The surgery was a success, but was not without complications. Welch was confined to the intensive care unit of the hospital for a week after the surgery, reproachful toward Nuland for her decrepit state. To her, the costs of living were not worth it.

Two weeks later Welch died.

“In the end, she was right and I was wrong,” said Nuland. “I should have let her die as she had wanted to.”

Nuland suspects that peer pressure would prevent him from acting differently, even if he had to make the choice again today.

“The code of the profession of surgery demands that no patient as salvageable as Miss Welch be allowed to die if a straightforward operation can save her,” he wrote in “How We Die.”

“Although my intentions were only to serve what I conceived to be her welfare, I was guilty of the worst sort of paternalism. I had withheld information because I was afraid the patient might use it to make what I thought of as a wrong decision.”

Through a Patient’s Eyes

Nuland is also an ardent critic of medicine today. In essays and editorials he has complained that the current medical community is overreliant on technology, and that its bottom-line practices are too removed from the ancient art of patient care.

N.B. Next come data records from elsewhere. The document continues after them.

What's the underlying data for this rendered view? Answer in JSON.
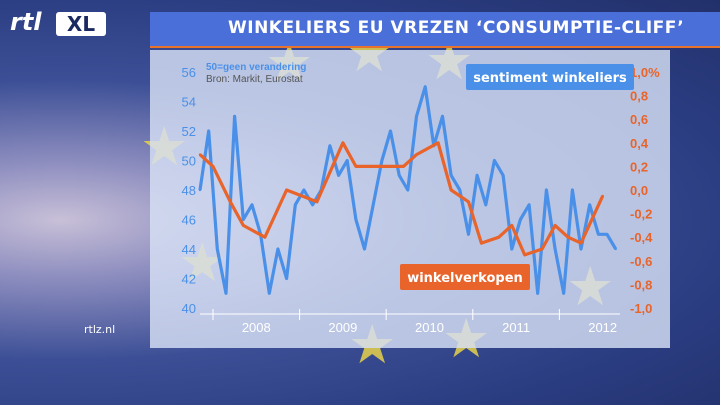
{
  "header": {
    "logo_rtl": "rtl",
    "logo_xl": "XL",
    "title": "WINKELIERS EU VREZEN ‘CONSUMPTIE-CLIFF’"
  },
  "footer": {
    "site": "rtlz.nl"
  },
  "colors": {
    "title_bar": "#4a6fd8",
    "series_sentiment": "#4a90e8",
    "series_sales": "#e8642b"
  },
  "chart_data": {
    "type": "line",
    "subtitle": "50=geen verandering",
    "source": "Bron: Markit, Eurostat",
    "x_labels": [
      "2008",
      "2009",
      "2010",
      "2011",
      "2012"
    ],
    "y_left": {
      "ylim": [
        40,
        56
      ],
      "ticks": [
        "56",
        "54",
        "52",
        "50",
        "48",
        "46",
        "44",
        "42",
        "40"
      ]
    },
    "y_right": {
      "ylim": [
        -1.0,
        1.0
      ],
      "ticks": [
        "1,0%",
        "0,8",
        "0,6",
        "0,4",
        "0,2",
        "0,0",
        "-0,2",
        "-0,4",
        "-0,6",
        "-0,8",
        "-1,0"
      ]
    },
    "series": [
      {
        "name": "sentiment winkeliers",
        "axis": "left",
        "x": [
          2007.8,
          2007.9,
          2008.0,
          2008.1,
          2008.2,
          2008.3,
          2008.4,
          2008.5,
          2008.6,
          2008.7,
          2008.8,
          2008.9,
          2009.0,
          2009.1,
          2009.2,
          2009.3,
          2009.4,
          2009.5,
          2009.6,
          2009.7,
          2009.8,
          2009.9,
          2010.0,
          2010.1,
          2010.2,
          2010.3,
          2010.4,
          2010.5,
          2010.6,
          2010.7,
          2010.8,
          2010.9,
          2011.0,
          2011.1,
          2011.2,
          2011.3,
          2011.4,
          2011.5,
          2011.6,
          2011.7,
          2011.8,
          2011.9,
          2012.0,
          2012.1,
          2012.2,
          2012.3,
          2012.4,
          2012.5,
          2012.6
        ],
        "values": [
          48,
          52,
          44,
          41,
          53,
          46,
          47,
          45,
          41,
          44,
          42,
          47,
          48,
          47,
          48,
          51,
          49,
          50,
          46,
          44,
          47,
          50,
          52,
          49,
          48,
          53,
          55,
          51,
          53,
          49,
          48,
          45,
          49,
          47,
          50,
          49,
          44,
          46,
          47,
          41,
          48,
          44,
          41,
          48,
          44,
          47,
          45,
          45,
          44
        ]
      },
      {
        "name": "winkelverkopen",
        "axis": "right",
        "x": [
          2007.8,
          2007.95,
          2008.15,
          2008.3,
          2008.55,
          2008.8,
          2009.15,
          2009.45,
          2009.6,
          2009.95,
          2010.15,
          2010.3,
          2010.55,
          2010.7,
          2010.9,
          2011.05,
          2011.25,
          2011.4,
          2011.55,
          2011.75,
          2011.9,
          2012.05,
          2012.2,
          2012.45
        ],
        "values": [
          0.3,
          0.2,
          -0.1,
          -0.3,
          -0.4,
          0.0,
          -0.1,
          0.4,
          0.2,
          0.2,
          0.2,
          0.3,
          0.4,
          0.0,
          -0.1,
          -0.45,
          -0.4,
          -0.3,
          -0.55,
          -0.5,
          -0.3,
          -0.4,
          -0.45,
          -0.05
        ]
      }
    ]
  }
}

Nuland’s ideas about the nature of the doctor-patient relationship extend to the very structure of medical education itself.

“There is very little cross-pollination between the department of philosophy or the department of religion and the medical school,” Nuland said, visibly disappointed.

Medical school, he says, has become a trade school.

“I would make medical school a true graduate school,” he said, “an extension of the undergraduate curriculum, with an emphasis on more humanities-based courses.”

Nuland feels that in an age of managed care and government regulations, emphasis has been taken away from the heart of patient care: taking care of the patient.

“It is important for doctors to be able to see themselves through the eyes of their patients,and know what their expectations are.”

“Some of the most rewarding relationships we have are when we identify with patients,” he said. “It just gives us energy to go on.”

Nuland is currently working on a memoir about his father, who died of a neurological spinal disorder when Nuland was 28.

“After realizing my father was not mentioned in ‘How We Die,’ I knew just why,” Nuland said. “And if you ever read this book, you’ll know just why too.”